Commissioner general Githii Mburu, revealed that KRA would collect taxes from local and foreign businesses supplying variety of online services in Kenya.
“We are looking at collecting Sh5 billion between January and June from the digital economy. We have grown revenue in that sector significantly.”
Firms operating online are expected to pay tax at a flat rate of 1.5 percent on the value of goods or services supplied or sold online. The Digital Service Tax, 2020 is classified under the Income Tax bracket and takes effect in January 2021.
“We intend to use transaction tracers through data-driven detection in taxing multinationals as we roll out taxes on digital businesses,” Deputy Commissioner in charge of policy and domestic taxes, Caxton Masudi said in June.
The taxes were introduced through the 2020 Finance Act with an aim of tapping the fast growing technology sector and widen the taxman’s base.
Foreign businesses are expected to submit their details for registration purposes as per the regulation.
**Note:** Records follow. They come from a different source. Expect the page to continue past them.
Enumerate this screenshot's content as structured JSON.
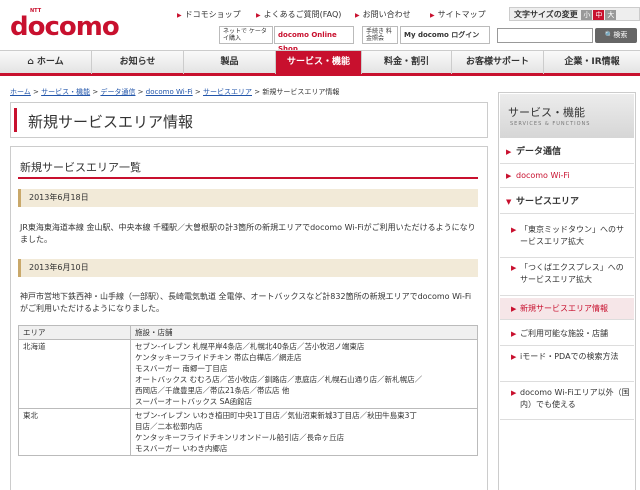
{
  "header": {
    "logo_top": "NTT",
    "logo": "docomo",
    "top_links": [
      "ドコモショップ",
      "よくあるご質問(FAQ)",
      "お問い合わせ",
      "サイトマップ"
    ],
    "text_size_label": "文字サイズの変更",
    "text_sizes": [
      "小",
      "中",
      "大"
    ],
    "banner1": "ネットで ケータイ購入",
    "banner1b": "docomo Online Shop",
    "banner2": "手続き 料金照会",
    "banner3": "My docomo ログイン",
    "search_placeholder": "",
    "search_button": "検索"
  },
  "nav": {
    "items": [
      "ホーム",
      "お知らせ",
      "製品",
      "サービス・機能",
      "料金・割引",
      "お客様サポート",
      "企業・IR情報"
    ]
  },
  "breadcrumb": {
    "items": [
      "ホーム",
      "サービス・機能",
      "データ通信",
      "docomo Wi-Fi",
      "サービスエリア"
    ],
    "current": "新規サービスエリア情報",
    "sep": " > "
  },
  "page": {
    "title": "新規サービスエリア情報",
    "section_title": "新規サービスエリア一覧",
    "entries": [
      {
        "date": "2013年6月18日",
        "text": "JR東海東海道本線 金山駅、中央本線 千種駅／大曽根駅の計3箇所の新規エリアでdocomo Wi-Fiがご利用いただけるようになりました。"
      },
      {
        "date": "2013年6月10日",
        "text": "神戸市営地下鉄西神・山手線（一部駅）、長崎電気軌道 全電停、オートバックスなど計832箇所の新規エリアでdocomo Wi-Fiがご利用いただけるようになりました。"
      }
    ],
    "table": {
      "headers": [
        "エリア",
        "施設・店舗"
      ],
      "rows": [
        {
          "area": "北海道",
          "lines": [
            "セブン-イレブン 札幌平岸4条店／札幌北40条店／苫小牧沼ノ端東店",
            "ケンタッキーフライドチキン 帯広白樺店／網走店",
            "モスバーガー 南郷一丁目店",
            "オートバックス むむろ店／苫小牧店／釧路店／恵庭店／札幌石山通り店／新札幌店／",
            "西岡店／千歳豊里店／帯広21条店／帯広店 他",
            "スーパーオートバックス SA函館店"
          ]
        },
        {
          "area": "東北",
          "lines": [
            "セブン-イレブン いわき植田町中央1丁目店／気仙沼東新城3丁目店／秋田牛島東3丁",
            "目店／二本松郭内店",
            "ケンタッキーフライドチキンリオンドール船引店／長命ヶ丘店",
            "モスバーガー いわき内郷店"
          ]
        }
      ]
    }
  },
  "sidebar": {
    "title": "サービス・機能",
    "subtitle": "SERVICES & FUNCTIONS",
    "items": [
      {
        "label": "データ通信",
        "kind": "cat"
      },
      {
        "label": "docomo Wi-Fi",
        "kind": "link"
      },
      {
        "label": "サービスエリア",
        "kind": "cat"
      },
      {
        "label": "「東京ミッドタウン」へのサービスエリア拡大",
        "kind": "sub"
      },
      {
        "label": "「つくばエクスプレス」へのサービスエリア拡大",
        "kind": "sub"
      },
      {
        "label": "新規サービスエリア情報",
        "kind": "current"
      },
      {
        "label": "ご利用可能な施設・店舗",
        "kind": "sub"
      },
      {
        "label": "iモード・PDAでの検索方法",
        "kind": "sub"
      },
      {
        "label": "docomo Wi-Fiエリア以外（国内）でも使える",
        "kind": "sub"
      }
    ]
  },
  "colors": {
    "brand": "#c8102e",
    "date_bar": "#f2ead8"
  }
}
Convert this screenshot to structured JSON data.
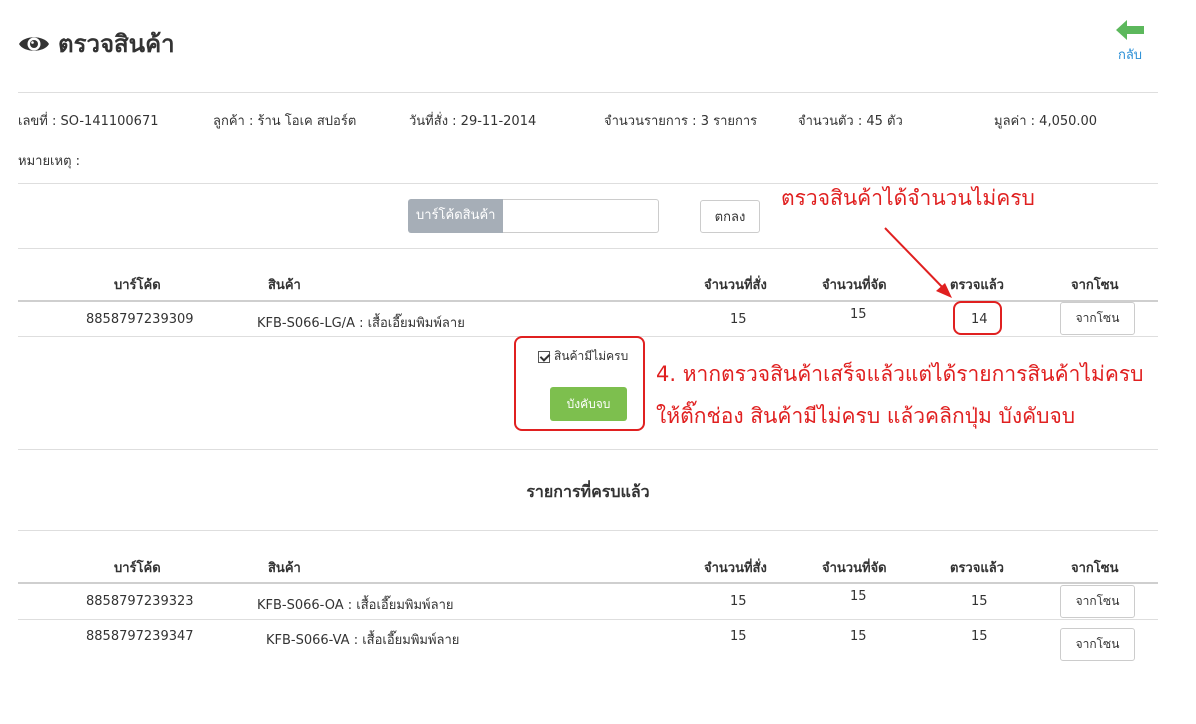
{
  "page": {
    "title": "ตรวจสินค้า",
    "back_label": "กลับ"
  },
  "order": {
    "number": "เลขที่ : SO-141100671",
    "customer": "ลูกค้า : ร้าน โอเค สปอร์ต",
    "date": "วันที่สั่ง : 29-11-2014",
    "item_count": "จำนวนรายการ : 3 รายการ",
    "qty": "จำนวนตัว : 45 ตัว",
    "value": "มูลค่า : 4,050.00",
    "note": "หมายเหตุ :"
  },
  "search": {
    "addon": "บาร์โค้ดสินค้า",
    "value": "",
    "ok_label": "ตกลง"
  },
  "columns": [
    "บาร์โค้ด",
    "สินค้า",
    "จำนวนที่สั่ง",
    "จำนวนที่จัด",
    "ตรวจแล้ว",
    "จากโซน"
  ],
  "pending": [
    {
      "barcode": "8858797239309",
      "product": "KFB-S066-LG/A : เสื้อเอี๊ยมพิมพ์ลาย",
      "ordered": "15",
      "picked": "15",
      "checked": "14",
      "zone_label": "จากโซน"
    }
  ],
  "incomplete": {
    "checkbox_label": "สินค้ามีไม่ครบ",
    "checked": true,
    "force_label": "บังคับจบ"
  },
  "completed": {
    "title": "รายการที่ครบแล้ว",
    "rows": [
      {
        "barcode": "8858797239323",
        "product": "KFB-S066-OA : เสื้อเอี๊ยมพิมพ์ลาย",
        "ordered": "15",
        "picked": "15",
        "checked": "15",
        "zone_label": "จากโซน"
      },
      {
        "barcode": "8858797239347",
        "product": "KFB-S066-VA : เสื้อเอี๊ยมพิมพ์ลาย",
        "ordered": "15",
        "picked": "15",
        "checked": "15",
        "zone_label": "จากโซน"
      }
    ]
  },
  "annotations": {
    "top": "ตรวจสินค้าได้จำนวนไม่ครบ",
    "line1": "4. หากตรวจสินค้าเสร็จแล้วแต่ได้รายการสินค้าไม่ครบ",
    "line2": "ให้ติ๊กช่อง สินค้ามีไม่ครบ แล้วคลิกปุ่ม บังคับจบ"
  },
  "colors": {
    "accent_green": "#7dbf4e",
    "annotation_red": "#e02020",
    "link_blue": "#2b8fd6"
  }
}
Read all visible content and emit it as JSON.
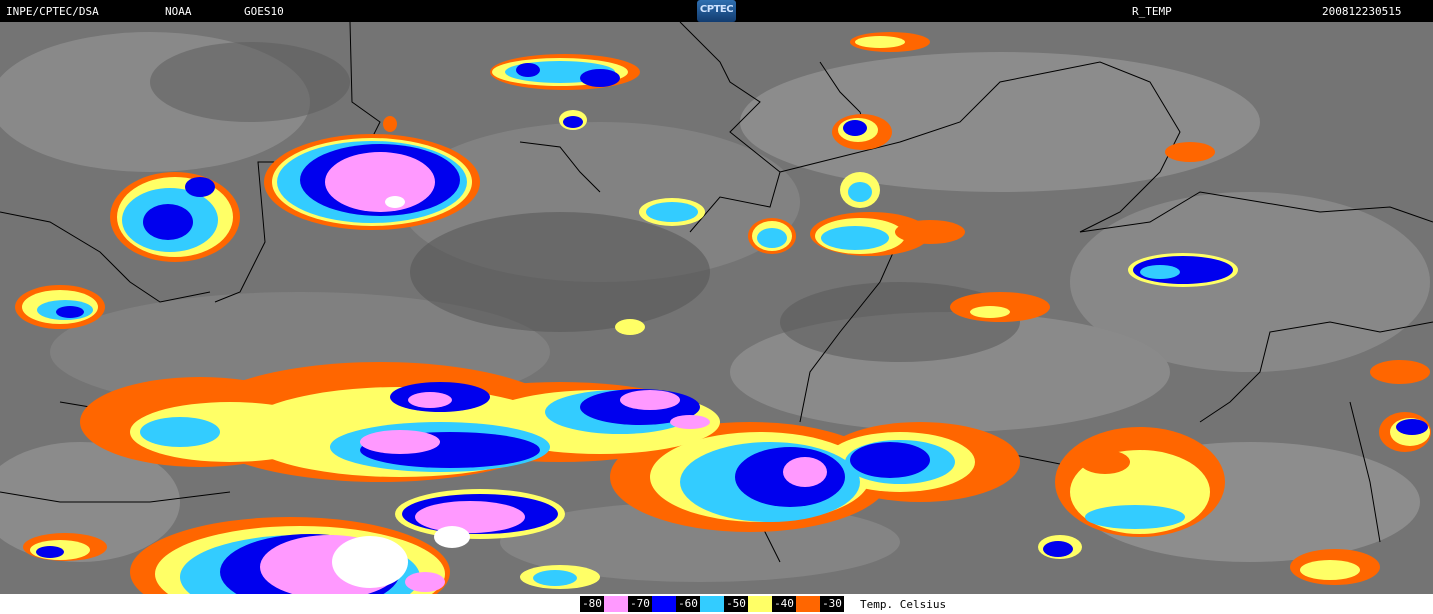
{
  "header": {
    "source": "INPE/CPTEC/DSA",
    "agency": "NOAA",
    "satellite": "GOES10",
    "logo_text": "CPTEC",
    "product": "R_TEMP",
    "timestamp": "200812230515"
  },
  "legend": {
    "items": [
      {
        "label": "-80",
        "color": "#ff99ff"
      },
      {
        "label": "-70",
        "color": "#0000ff"
      },
      {
        "label": "-60",
        "color": "#33ccff"
      },
      {
        "label": "-50",
        "color": "#ffff66"
      },
      {
        "label": "-40",
        "color": "#ff6600"
      },
      {
        "label": "-30",
        "color": "#ff6600"
      }
    ],
    "unit": "Temp. Celsius"
  },
  "colors": {
    "cloud_gray": "#8a8a8a",
    "land_dark": "#5a5a5a",
    "coldest": "#ffffff",
    "pink": "#ff99ff",
    "blue": "#0000ee",
    "cyan": "#33ccff",
    "yellow": "#ffff66",
    "orange": "#ff6600"
  }
}
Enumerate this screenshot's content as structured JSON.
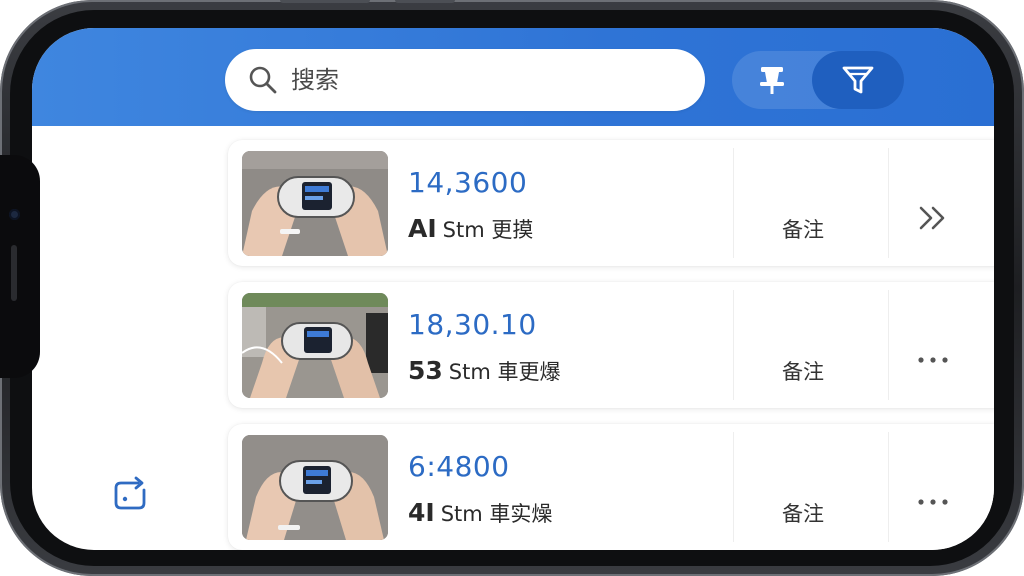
{
  "search": {
    "placeholder": "搜索",
    "value": ""
  },
  "toolbar": {
    "pin_icon": "pin-icon",
    "filter_icon": "filter-icon",
    "filter_active": true
  },
  "sidebar": {
    "action_icon": "refresh-square-icon"
  },
  "colors": {
    "header": "#2f74d6",
    "accent_text": "#2c6bc4",
    "filter_button": "#1f5fbf"
  },
  "items": [
    {
      "title": "14,3600",
      "count": "AI",
      "subtitle": "Stm 更摸",
      "note": "备注",
      "action": "»",
      "action_icon": "double-chevron-right-icon"
    },
    {
      "title": "18,30.10",
      "count": "53",
      "subtitle": "Stm 車更爆",
      "note": "备注",
      "action": "···",
      "action_icon": "more-horizontal-icon"
    },
    {
      "title": "6:4800",
      "count": "4I",
      "subtitle": "Stm 車实燥",
      "note": "备注",
      "action": "···",
      "action_icon": "more-horizontal-icon"
    }
  ]
}
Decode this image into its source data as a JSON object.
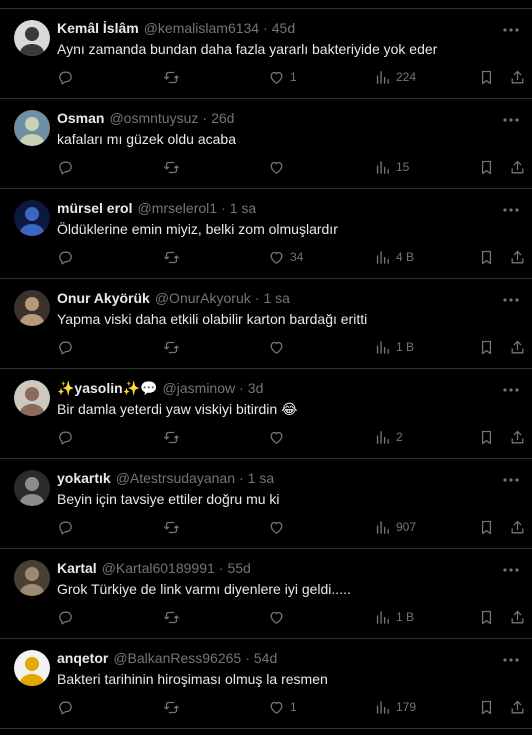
{
  "replies": [
    {
      "name": "Kemâl İslâm",
      "handle": "@kemalislam6134",
      "time": "45d",
      "text": "Aynı zamanda bundan daha fazla yararlı bakteriyide yok eder",
      "likes": "1",
      "views": "224",
      "avatar_bg": "#d9d9d9",
      "avatar_fg": "#3a3a3a"
    },
    {
      "name": "Osman",
      "handle": "@osmntuysuz",
      "time": "26d",
      "text": "kafaları mı güzek oldu acaba",
      "likes": "",
      "views": "15",
      "avatar_bg": "#6f8fa6",
      "avatar_fg": "#c9d3b4"
    },
    {
      "name": "mürsel erol",
      "handle": "@mrselerol1",
      "time": "1 sa",
      "text": "Öldüklerine emin miyiz,  belki zom olmuşlardır",
      "likes": "34",
      "views": "4 B",
      "avatar_bg": "#0b1a3a",
      "avatar_fg": "#3b66c4"
    },
    {
      "name": "Onur Akyörük",
      "handle": "@OnurAkyoruk",
      "time": "1 sa",
      "text": "Yapma viski daha etkili olabilir karton bardağı eritti",
      "likes": "",
      "views": "1 B",
      "avatar_bg": "#3b332b",
      "avatar_fg": "#b79a7a"
    },
    {
      "name": "✨yasolin✨💬",
      "handle": "@jasminow",
      "time": "3d",
      "text": "Bir damla yeterdi yaw viskiyi bitirdin 😂",
      "likes": "",
      "views": "2",
      "avatar_bg": "#cfc7c1",
      "avatar_fg": "#8a6a5a"
    },
    {
      "name": "yokartık",
      "handle": "@Atestrsudayanan",
      "time": "1 sa",
      "text": "Beyin için tavsiye ettiler doğru mu ki",
      "likes": "",
      "views": "907",
      "avatar_bg": "#2a2a2a",
      "avatar_fg": "#8c8c8c"
    },
    {
      "name": "Kartal",
      "handle": "@Kartal60189991",
      "time": "55d",
      "text": "Grok Türkiye de link varmı diyenlere iyi geldi.....",
      "likes": "",
      "views": "1 B",
      "avatar_bg": "#4a3f33",
      "avatar_fg": "#9e8a6e"
    },
    {
      "name": "anqetor",
      "handle": "@BalkanRess96265",
      "time": "54d",
      "text": "Bakteri tarihinin hiroşiması olmuş la resmen",
      "likes": "1",
      "views": "179",
      "avatar_bg": "#f2f2f2",
      "avatar_fg": "#e0a800"
    }
  ],
  "colors": {
    "bg": "#000000",
    "text": "#e7e9ea",
    "muted": "#71767b",
    "divider": "#2f3336"
  },
  "icons": {
    "reply": "reply-icon",
    "repost": "repost-icon",
    "like": "like-icon",
    "views": "views-icon",
    "bookmark": "bookmark-icon",
    "share": "share-icon",
    "more": "more-icon"
  }
}
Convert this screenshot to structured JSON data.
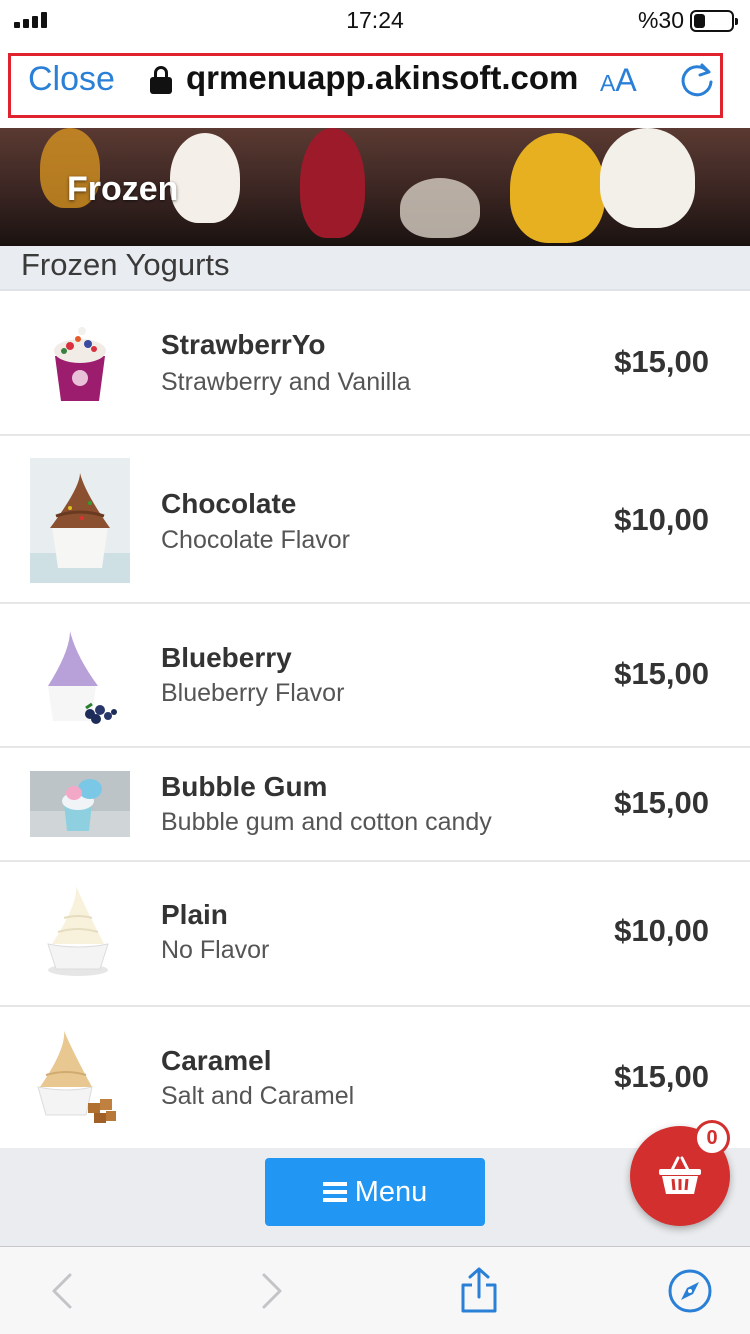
{
  "status_bar": {
    "time": "17:24",
    "battery": "%30",
    "battery_level": 0.3
  },
  "address_bar": {
    "close_label": "Close",
    "url": "qrmenuapp.akinsoft.com",
    "text_size_small": "A",
    "text_size_large": "A",
    "accent_color": "#2a7fd6"
  },
  "hero": {
    "title": "Frozen"
  },
  "section": {
    "title": "Frozen Yogurts"
  },
  "products": [
    {
      "name": "StrawberrYo",
      "description": "Strawberry and Vanilla",
      "price": "$15,00",
      "image_icon": "strawberry-yogurt-cup-image"
    },
    {
      "name": "Chocolate",
      "description": "Chocolate Flavor",
      "price": "$10,00",
      "image_icon": "chocolate-yogurt-cup-image"
    },
    {
      "name": "Blueberry",
      "description": "Blueberry Flavor",
      "price": "$15,00",
      "image_icon": "blueberry-yogurt-cup-image"
    },
    {
      "name": "Bubble Gum",
      "description": "Bubble gum and cotton candy",
      "price": "$15,00",
      "image_icon": "bubble-gum-yogurt-cup-image"
    },
    {
      "name": "Plain",
      "description": "No Flavor",
      "price": "$10,00",
      "image_icon": "plain-yogurt-cup-image"
    },
    {
      "name": "Caramel",
      "description": "Salt and Caramel",
      "price": "$15,00",
      "image_icon": "caramel-yogurt-cup-image"
    }
  ],
  "bottom": {
    "menu_label": "Menu",
    "cart_count": "0",
    "menu_color": "#2196f3",
    "cart_color": "#d32f2f"
  },
  "toolbar": {
    "icons": [
      "back-icon",
      "forward-icon",
      "share-icon",
      "compass-icon"
    ]
  }
}
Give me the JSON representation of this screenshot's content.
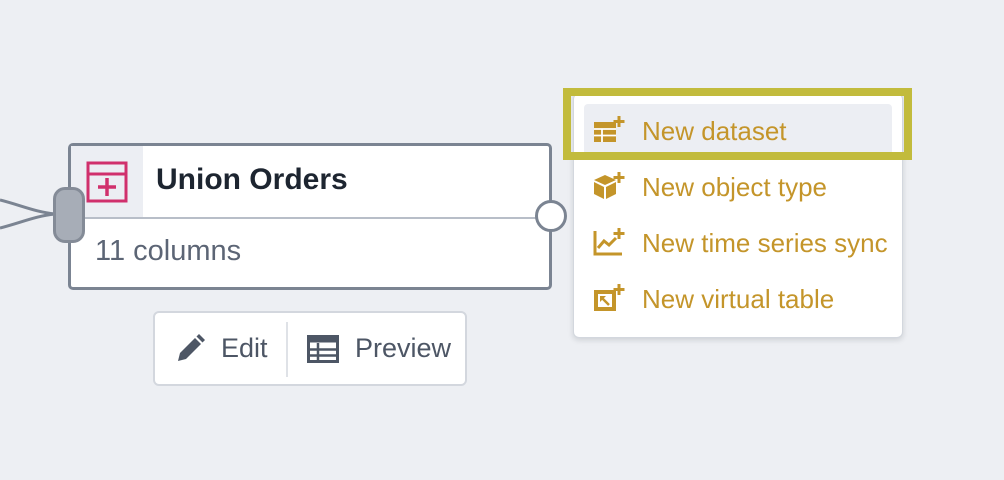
{
  "node": {
    "title": "Union Orders",
    "subtitle": "11 columns",
    "icon": "union-transform-icon",
    "icon_color": "#d0306c"
  },
  "actions": {
    "edit_label": "Edit",
    "preview_label": "Preview"
  },
  "menu": {
    "items": [
      {
        "label": "New dataset",
        "icon": "dataset-add-icon",
        "active": true
      },
      {
        "label": "New object type",
        "icon": "cube-add-icon",
        "active": false
      },
      {
        "label": "New time series sync",
        "icon": "timeline-add-icon",
        "active": false
      },
      {
        "label": "New virtual table",
        "icon": "virtual-table-add-icon",
        "active": false
      }
    ],
    "text_color": "#c4952a"
  },
  "highlight": {
    "color": "#c2bb3c"
  }
}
The details include: website addresses, the national tax identification number issued to their supplier, certificate of incorporation, postal address and name of the individual managing the suppliers’ tax affairs.
Most of the targeted companies operate without a physical address in Kenya but command a large presence in the digital market. These include companies such as Google and Netflix.
The taxable digital content includes downloadable products such as mobile applications, movies and subscription-based media, e-books, journals, magazines, new, streaming of TV shows, streaming of music, podcasts, and online gaming.
Failure to comply with the electronic tax requirement will cost the business a cash penalty that is double the required amount or Sh100,000 fine.